A repressão como política de Estado

De acordo com a estatística durante o primeiro semestre de 2017, houve 39 atos repressivos em relação a conflitos sociais. No segundo trimestre o número atingiu 18 casos.

Fonte: Tiempo Argentino │Durante os primeiros seis meses de 2017, organizações da sociedade civil, povos indígenas, partidos políticos, mulheres, moradores e estudantes foram reprimidos pelas forças de segurança.

De acordo com levantamento realizado pela CEPA (Corriente Estudiantil Popular y Antiimperialista), a repressão ocorreu em “moradores que reivindicavam assistência nas inundações, povos indígenas, mulheres que se mobilizavam no Dia Internacional da Mulher, moradores que exigiam justiça para casos de mortes por violência policial, professores e movimentos sociais que solicitavam habitação e ajuda alimentar”.

O relatório também destaca “as ações da polícia da província de Buenos Aires que não só atinge com suas políticas repressivas a trabalhadores, líderes sociais, mulheres e moradores, mas também estudantes secundaristas e do ensino fundamental”.

A Rede de Mães e Pais contra a Violência Institucional para as Escolas, composta por familiares de jovens de diferentes centros educacionais, denuncia que a repressão agora virou uma política de Estado.
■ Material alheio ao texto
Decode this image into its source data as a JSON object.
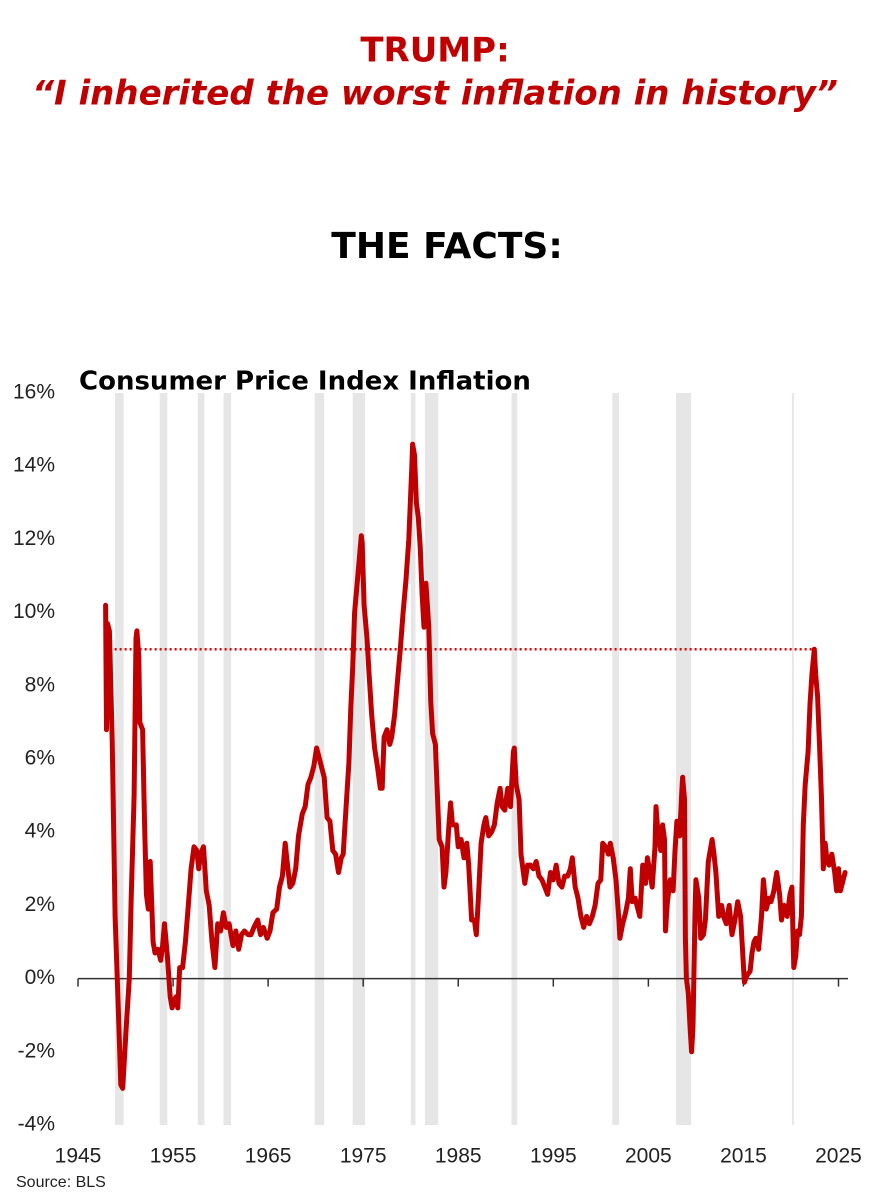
{
  "header": {
    "title": "TRUMP:",
    "quote": "“I inherited the worst inflation in history”"
  },
  "subheading": "THE FACTS:",
  "chart_data": {
    "type": "line",
    "title": "Consumer Price Index Inflation",
    "source": "Source: BLS",
    "xlim": [
      1945,
      2026
    ],
    "ylim": [
      -4,
      16
    ],
    "xticks": [
      1945,
      1955,
      1965,
      1975,
      1985,
      1995,
      2005,
      2015,
      2025
    ],
    "yticks": [
      {
        "value": -4,
        "label": "-4%"
      },
      {
        "value": -2,
        "label": "-2%"
      },
      {
        "value": 0,
        "label": "0%"
      },
      {
        "value": 2,
        "label": "2%"
      },
      {
        "value": 4,
        "label": "4%"
      },
      {
        "value": 6,
        "label": "6%"
      },
      {
        "value": 8,
        "label": "8%"
      },
      {
        "value": 10,
        "label": "10%"
      },
      {
        "value": 12,
        "label": "12%"
      },
      {
        "value": 14,
        "label": "14%"
      },
      {
        "value": 16,
        "label": "16%"
      }
    ],
    "recession_color": "#e6e6e6",
    "recessions": [
      [
        1948.9,
        1949.8
      ],
      [
        1953.6,
        1954.4
      ],
      [
        1957.6,
        1958.3
      ],
      [
        1960.3,
        1961.1
      ],
      [
        1969.9,
        1970.9
      ],
      [
        1973.9,
        1975.2
      ],
      [
        1980.0,
        1980.5
      ],
      [
        1981.5,
        1982.9
      ],
      [
        1990.6,
        1991.2
      ],
      [
        2001.2,
        2001.9
      ],
      [
        2007.9,
        2009.5
      ],
      [
        2020.1,
        2020.3
      ]
    ],
    "reference_line": {
      "y": 9,
      "x": [
        1947.8,
        2022.5
      ],
      "color": "#e00000"
    },
    "series": [
      {
        "color": "#c00000",
        "x": [
          1947.9,
          1948.0,
          1948.1,
          1948.3,
          1948.6,
          1948.9,
          1949.0,
          1949.2,
          1949.5,
          1949.7,
          1949.9,
          1950.1,
          1950.4,
          1950.6,
          1950.9,
          1951.1,
          1951.2,
          1951.4,
          1951.5,
          1951.8,
          1952.0,
          1952.2,
          1952.4,
          1952.6,
          1952.9,
          1953.1,
          1953.4,
          1953.7,
          1953.9,
          1954.1,
          1954.4,
          1954.7,
          1954.9,
          1955.1,
          1955.3,
          1955.5,
          1955.7,
          1956.0,
          1956.3,
          1956.6,
          1956.9,
          1957.2,
          1957.5,
          1957.7,
          1957.9,
          1958.2,
          1958.5,
          1958.8,
          1959.1,
          1959.4,
          1959.7,
          1960.0,
          1960.3,
          1960.6,
          1960.9,
          1961.1,
          1961.3,
          1961.6,
          1961.9,
          1962.2,
          1962.5,
          1962.9,
          1963.2,
          1963.5,
          1963.9,
          1964.2,
          1964.5,
          1964.9,
          1965.2,
          1965.5,
          1965.9,
          1966.2,
          1966.5,
          1966.8,
          1967.0,
          1967.3,
          1967.6,
          1967.9,
          1968.2,
          1968.6,
          1968.9,
          1969.2,
          1969.5,
          1969.8,
          1970.1,
          1970.4,
          1970.7,
          1970.9,
          1971.2,
          1971.5,
          1971.8,
          1972.1,
          1972.4,
          1972.7,
          1972.9,
          1973.2,
          1973.5,
          1973.7,
          1973.9,
          1974.1,
          1974.4,
          1974.6,
          1974.8,
          1974.9,
          1975.1,
          1975.4,
          1975.6,
          1975.9,
          1976.2,
          1976.5,
          1976.8,
          1977.0,
          1977.2,
          1977.5,
          1977.8,
          1978.0,
          1978.3,
          1978.6,
          1978.9,
          1979.2,
          1979.5,
          1979.8,
          1980.1,
          1980.2,
          1980.4,
          1980.6,
          1980.8,
          1981.0,
          1981.2,
          1981.4,
          1981.6,
          1981.9,
          1982.1,
          1982.3,
          1982.6,
          1982.8,
          1983.0,
          1983.3,
          1983.5,
          1983.7,
          1984.0,
          1984.2,
          1984.4,
          1984.8,
          1985.0,
          1985.3,
          1985.6,
          1985.9,
          1986.1,
          1986.4,
          1986.7,
          1986.9,
          1987.1,
          1987.4,
          1987.7,
          1987.9,
          1988.2,
          1988.5,
          1988.8,
          1989.1,
          1989.4,
          1989.6,
          1989.9,
          1990.2,
          1990.5,
          1990.8,
          1990.9,
          1991.1,
          1991.4,
          1991.6,
          1991.8,
          1992.0,
          1992.3,
          1992.6,
          1992.9,
          1993.2,
          1993.5,
          1993.8,
          1994.1,
          1994.4,
          1994.7,
          1995.0,
          1995.3,
          1995.6,
          1995.9,
          1996.2,
          1996.5,
          1996.8,
          1997.0,
          1997.3,
          1997.6,
          1997.9,
          1998.2,
          1998.5,
          1998.8,
          1999.1,
          1999.4,
          1999.7,
          2000.0,
          2000.2,
          2000.5,
          2000.8,
          2001.0,
          2001.3,
          2001.6,
          2001.9,
          2002.0,
          2002.3,
          2002.6,
          2002.9,
          2003.1,
          2003.3,
          2003.6,
          2003.9,
          2004.1,
          2004.4,
          2004.7,
          2004.9,
          2005.1,
          2005.4,
          2005.7,
          2005.8,
          2006.0,
          2006.3,
          2006.5,
          2006.7,
          2006.8,
          2007.0,
          2007.3,
          2007.6,
          2007.8,
          2008.0,
          2008.3,
          2008.5,
          2008.6,
          2008.8,
          2008.9,
          2009.0,
          2009.2,
          2009.4,
          2009.55,
          2009.7,
          2009.9,
          2010.0,
          2010.3,
          2010.5,
          2010.8,
          2011.0,
          2011.3,
          2011.7,
          2011.9,
          2012.1,
          2012.4,
          2012.7,
          2012.9,
          2013.2,
          2013.5,
          2013.8,
          2014.1,
          2014.4,
          2014.7,
          2014.9,
          2015.1,
          2015.4,
          2015.7,
          2015.9,
          2016.1,
          2016.3,
          2016.6,
          2016.9,
          2017.1,
          2017.4,
          2017.7,
          2017.9,
          2018.2,
          2018.5,
          2018.8,
          2019.0,
          2019.3,
          2019.6,
          2019.9,
          2020.1,
          2020.3,
          2020.5,
          2020.7,
          2020.9,
          2021.1,
          2021.3,
          2021.5,
          2021.8,
          2022.0,
          2022.2,
          2022.45,
          2022.6,
          2022.8,
          2023.0,
          2023.2,
          2023.4,
          2023.6,
          2023.8,
          2024.0,
          2024.3,
          2024.6,
          2024.8,
          2025.0,
          2025.2,
          2025.5,
          2025.7
        ],
        "values": [
          10.2,
          6.8,
          9.7,
          9.5,
          6.5,
          1.7,
          1.0,
          -0.5,
          -2.9,
          -3.0,
          -2.1,
          -1.2,
          0.0,
          2.2,
          5.0,
          9.3,
          9.5,
          8.8,
          7.0,
          6.8,
          4.3,
          2.3,
          1.9,
          3.2,
          1.0,
          0.7,
          0.8,
          0.5,
          0.9,
          1.5,
          0.6,
          -0.5,
          -0.8,
          -0.6,
          -0.5,
          -0.8,
          0.3,
          0.3,
          1.0,
          2.0,
          3.0,
          3.6,
          3.5,
          3.0,
          3.4,
          3.6,
          2.4,
          2.0,
          1.0,
          0.3,
          1.5,
          1.3,
          1.8,
          1.4,
          1.5,
          1.2,
          0.9,
          1.3,
          0.8,
          1.2,
          1.3,
          1.2,
          1.2,
          1.4,
          1.6,
          1.2,
          1.4,
          1.1,
          1.3,
          1.8,
          1.9,
          2.5,
          2.8,
          3.7,
          3.2,
          2.5,
          2.6,
          3.0,
          3.9,
          4.5,
          4.7,
          5.3,
          5.5,
          5.8,
          6.3,
          6.0,
          5.7,
          5.5,
          4.4,
          4.3,
          3.5,
          3.4,
          2.9,
          3.3,
          3.4,
          4.7,
          5.9,
          7.4,
          8.5,
          10.0,
          10.9,
          11.5,
          12.1,
          11.9,
          10.2,
          9.3,
          8.4,
          7.2,
          6.3,
          5.8,
          5.2,
          5.2,
          6.6,
          6.8,
          6.4,
          6.6,
          7.2,
          8.1,
          9.0,
          10.0,
          10.9,
          12.0,
          13.9,
          14.6,
          14.3,
          13.0,
          12.6,
          11.8,
          10.5,
          9.6,
          10.8,
          9.6,
          7.6,
          6.7,
          6.4,
          5.1,
          3.8,
          3.6,
          2.5,
          2.9,
          4.1,
          4.8,
          4.2,
          4.2,
          3.6,
          3.8,
          3.3,
          3.7,
          3.1,
          1.6,
          1.6,
          1.2,
          2.1,
          3.7,
          4.2,
          4.4,
          3.9,
          4.0,
          4.2,
          4.8,
          5.2,
          4.7,
          4.6,
          5.2,
          4.7,
          6.2,
          6.3,
          5.3,
          4.9,
          3.4,
          3.0,
          2.6,
          3.1,
          3.1,
          3.0,
          3.2,
          2.8,
          2.7,
          2.5,
          2.3,
          2.9,
          2.7,
          3.1,
          2.6,
          2.5,
          2.8,
          2.8,
          3.0,
          3.3,
          2.5,
          2.2,
          1.7,
          1.4,
          1.7,
          1.5,
          1.7,
          2.0,
          2.6,
          2.7,
          3.7,
          3.6,
          3.4,
          3.7,
          3.3,
          2.7,
          1.6,
          1.1,
          1.5,
          1.8,
          2.2,
          3.0,
          2.1,
          2.2,
          1.9,
          1.7,
          3.1,
          2.6,
          3.3,
          3.0,
          2.5,
          3.6,
          4.7,
          4.0,
          3.5,
          4.2,
          3.8,
          1.3,
          2.1,
          2.7,
          2.4,
          3.5,
          4.3,
          3.9,
          5.0,
          5.5,
          4.9,
          1.1,
          0.0,
          -0.4,
          -1.4,
          -2.0,
          -1.3,
          1.8,
          2.7,
          2.2,
          1.1,
          1.2,
          1.6,
          3.2,
          3.8,
          3.4,
          2.9,
          1.7,
          2.0,
          1.7,
          1.5,
          2.0,
          1.2,
          1.6,
          2.1,
          1.7,
          0.8,
          -0.1,
          0.1,
          0.2,
          0.7,
          1.0,
          1.1,
          0.8,
          1.7,
          2.7,
          1.9,
          2.2,
          2.1,
          2.4,
          2.9,
          2.3,
          1.6,
          2.0,
          1.7,
          2.3,
          2.5,
          0.3,
          0.6,
          1.3,
          1.2,
          1.7,
          4.2,
          5.3,
          6.2,
          7.5,
          8.3,
          9.0,
          8.3,
          7.7,
          6.4,
          5.0,
          3.0,
          3.7,
          3.2,
          3.1,
          3.4,
          2.9,
          2.4,
          3.0,
          2.4,
          2.7,
          2.9
        ]
      }
    ]
  }
}
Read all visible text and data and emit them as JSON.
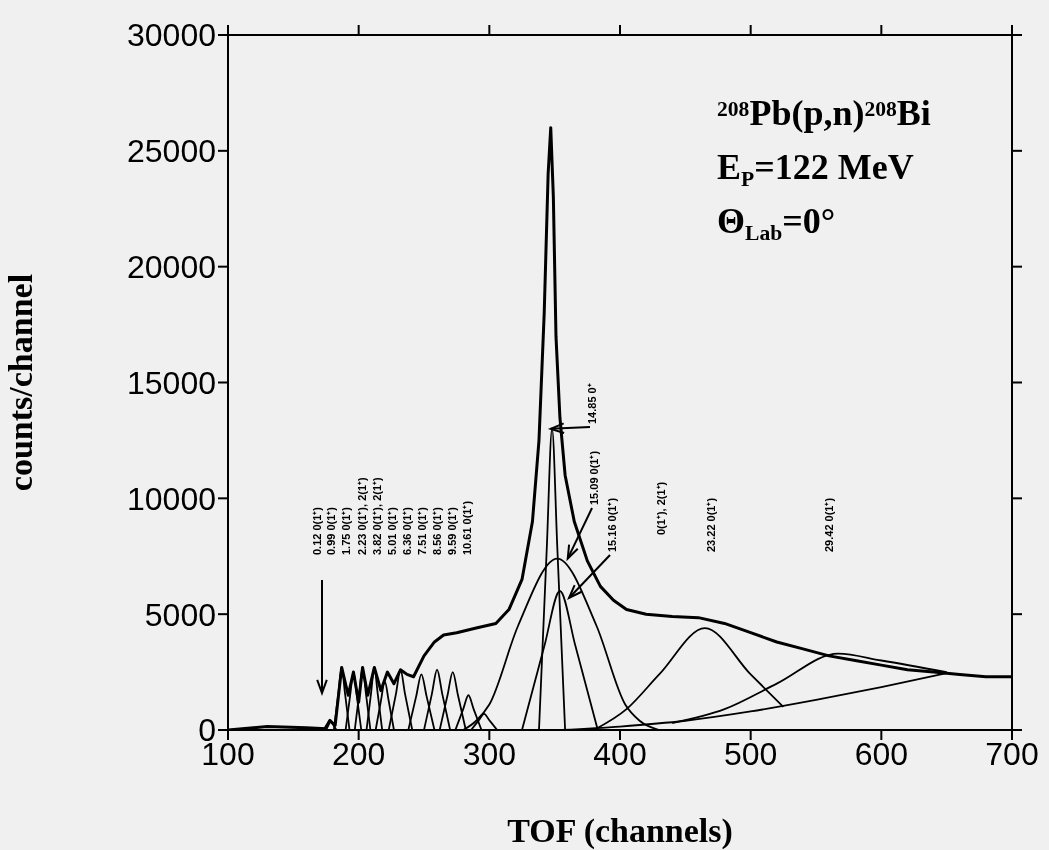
{
  "chart_data": {
    "type": "line",
    "xlabel": "TOF  (channels)",
    "ylabel": "counts/channel",
    "xlim": [
      100,
      700
    ],
    "xticks": [
      100,
      200,
      300,
      400,
      500,
      600,
      700
    ],
    "ylim": [
      0,
      30000
    ],
    "yticks": [
      0,
      5000,
      10000,
      15000,
      20000,
      25000,
      30000
    ],
    "marker": "none",
    "series": [
      {
        "color": "#000000",
        "x": [
          100,
          130,
          160,
          175,
          178,
          182,
          187,
          192,
          196,
          200,
          203,
          207,
          212,
          217,
          222,
          227,
          232,
          237,
          242,
          250,
          258,
          265,
          275,
          290,
          305,
          315,
          325,
          333,
          338,
          342,
          345,
          347,
          349,
          351,
          354,
          358,
          365,
          375,
          385,
          395,
          405,
          420,
          440,
          460,
          480,
          500,
          520,
          540,
          560,
          580,
          600,
          620,
          640,
          660,
          680,
          700
        ],
        "values": [
          0,
          150,
          100,
          50,
          400,
          200,
          2700,
          1500,
          2500,
          1200,
          2700,
          1500,
          2700,
          1700,
          2500,
          2000,
          2600,
          2400,
          2300,
          3200,
          3800,
          4100,
          4200,
          4400,
          4600,
          5200,
          6500,
          9000,
          12500,
          18000,
          24000,
          26000,
          23000,
          17000,
          13500,
          11000,
          9000,
          7300,
          6200,
          5600,
          5200,
          5000,
          4900,
          4850,
          4600,
          4200,
          3800,
          3500,
          3200,
          3000,
          2800,
          2600,
          2500,
          2400,
          2300,
          2300
        ]
      },
      {
        "color": "#000000",
        "x": [
          173,
          176,
          178,
          180,
          183
        ],
        "values": [
          0,
          270,
          450,
          270,
          0
        ]
      },
      {
        "color": "#000000",
        "x": [
          181,
          184.5,
          187,
          189.5,
          193
        ],
        "values": [
          0,
          1600,
          2700,
          1600,
          0
        ]
      },
      {
        "color": "#000000",
        "x": [
          190,
          193.5,
          196,
          198.5,
          202
        ],
        "values": [
          0,
          1500,
          2500,
          1500,
          0
        ]
      },
      {
        "color": "#000000",
        "x": [
          197,
          200.5,
          203,
          205.5,
          209
        ],
        "values": [
          0,
          1600,
          2700,
          1600,
          0
        ]
      },
      {
        "color": "#000000",
        "x": [
          206,
          209.5,
          212,
          214.5,
          218
        ],
        "values": [
          0,
          1600,
          2700,
          1600,
          0
        ]
      },
      {
        "color": "#000000",
        "x": [
          213,
          217,
          220,
          223,
          227
        ],
        "values": [
          0,
          1250,
          2100,
          1250,
          0
        ]
      },
      {
        "color": "#000000",
        "x": [
          223,
          228.5,
          232,
          235.5,
          241
        ],
        "values": [
          0,
          1550,
          2600,
          1550,
          0
        ]
      },
      {
        "color": "#000000",
        "x": [
          238,
          244,
          248,
          252,
          258
        ],
        "values": [
          0,
          1450,
          2400,
          1450,
          0
        ]
      },
      {
        "color": "#000000",
        "x": [
          250,
          256,
          260,
          264,
          270
        ],
        "values": [
          0,
          1550,
          2600,
          1550,
          0
        ]
      },
      {
        "color": "#000000",
        "x": [
          262,
          268,
          272,
          276,
          282
        ],
        "values": [
          0,
          1500,
          2500,
          1500,
          0
        ]
      },
      {
        "color": "#000000",
        "x": [
          274,
          280,
          284,
          288,
          294
        ],
        "values": [
          0,
          900,
          1500,
          900,
          0
        ]
      },
      {
        "color": "#000000",
        "x": [
          286,
          292,
          296,
          300,
          306
        ],
        "values": [
          0,
          420,
          700,
          420,
          0
        ]
      },
      {
        "color": "#000000",
        "x": [
          338,
          344,
          348,
          352,
          358
        ],
        "values": [
          0,
          7900,
          13000,
          7900,
          0
        ]
      },
      {
        "color": "#000000",
        "x": [
          280,
          290,
          300,
          322,
          352,
          382,
          404,
          415,
          430
        ],
        "values": [
          0,
          400,
          1100,
          4500,
          7400,
          4500,
          1100,
          400,
          0
        ]
      },
      {
        "color": "#000000",
        "x": [
          325,
          342,
          354,
          366,
          383
        ],
        "values": [
          0,
          3600,
          6000,
          3600,
          0
        ]
      },
      {
        "color": "#000000",
        "x": [
          380,
          405,
          430,
          465,
          500,
          525
        ],
        "values": [
          0,
          900,
          2400,
          4400,
          2400,
          1000
        ]
      },
      {
        "color": "#000000",
        "x": [
          440,
          480,
          520,
          567,
          600,
          650
        ],
        "values": [
          300,
          900,
          2000,
          3300,
          3000,
          2500
        ]
      },
      {
        "color": "#000000",
        "x": [
          355,
          400,
          450,
          500,
          550,
          600,
          650
        ],
        "values": [
          0,
          150,
          400,
          800,
          1300,
          1850,
          2450
        ]
      }
    ],
    "annotations": [
      "$^{208}$Pb(p,n)$^{208}$Bi",
      "E$_{P}$=122  MeV",
      "Θ$_{Lab}$=0°",
      "0.12 0(1⁺)",
      "0.99 0(1⁺)",
      "1.75 0(1⁺)",
      "2.23 0(1⁺), 2(1⁺)",
      "3.82 0(1⁺), 2(1⁺)",
      "5.01 0(1⁺)",
      "6.36 0(1⁺)",
      "7.51 0(1⁺)",
      "8.56 0(1⁺)",
      "9.59 0(1⁺)",
      "10.61 0(1⁺)",
      {
        "text": "14.85 0⁺",
        "x": 347,
        "y": 13000
      },
      {
        "text": "15.09 0(1⁺)",
        "x": 360,
        "y": 7400
      },
      {
        "text": "15.16 0(1⁺)",
        "x": 361,
        "y": 5700
      },
      "0(1⁺), 2(1⁺)",
      "23.22 0(1⁺)",
      "29.42 0(1⁺)"
    ]
  }
}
Em 36 dias já atingiu mais de 20 casos de violência policial nas escolas primárias e secundárias na cidade de Buenos Aires. A Rede também aponta que, se os abusos da polícia forem contabilizados nas escolas do interior e nas universidades nacionais, o registro atinge 40 casos. A violência policial não se limita ao espaço público, mas é exercida nas mesmas escolas.

Para a CEPA, “as políticas que têm sido aplicadas desde a assunção do governo de Cambiemos, significam que o ajuste econômico e a redistribuição regressiva da renda são acompanhados pelo outro lado da moeda, a repressão, como parte de um mecanismo sistemático de disciplinamento social”.


“A repressão funciona desta maneira como um mecanismo para “conter” o conflito, reprimir as reivindicações e como uma mensagem de reivindicações futuras, protestos ou vozes dissidentes”.


O relatório observa que, entre essas práticas repressivas, não são apenas o uso da violência física em relação aos manifestantes, mas também o uso das ferramentas que fornecem justiça, com uma tática cada vez mais aprofundada: a judicialização do protesto social.

Neste contexto, a CEPA ressalta que a lógica que foi inaugurada em janeiro de 2016 com a prisão da líder social (e deputada eleita do Parlasur) Milagro Sala não faz mais do que se aprofundar, visando líderes sociais e sindicais. Neste contexto, o levantamento diz que “depois de dois anos de gestão de Cambiemos, cada vez mais manifestantes se juntam à lista de imputados e/ou presos. Entre eles podemos mencionar referentes de diferentes províncias”.

Com os dados revelados pelo relatório, na CEPA concluem que “os eventos que ocorreram na noite de sexta-feira (1 de setembro), no final de uma mobilização maciça exigindo a aparição de Santiago Maldonado, parecem ser mais um degrau da política implementada pelo Cambiemos“.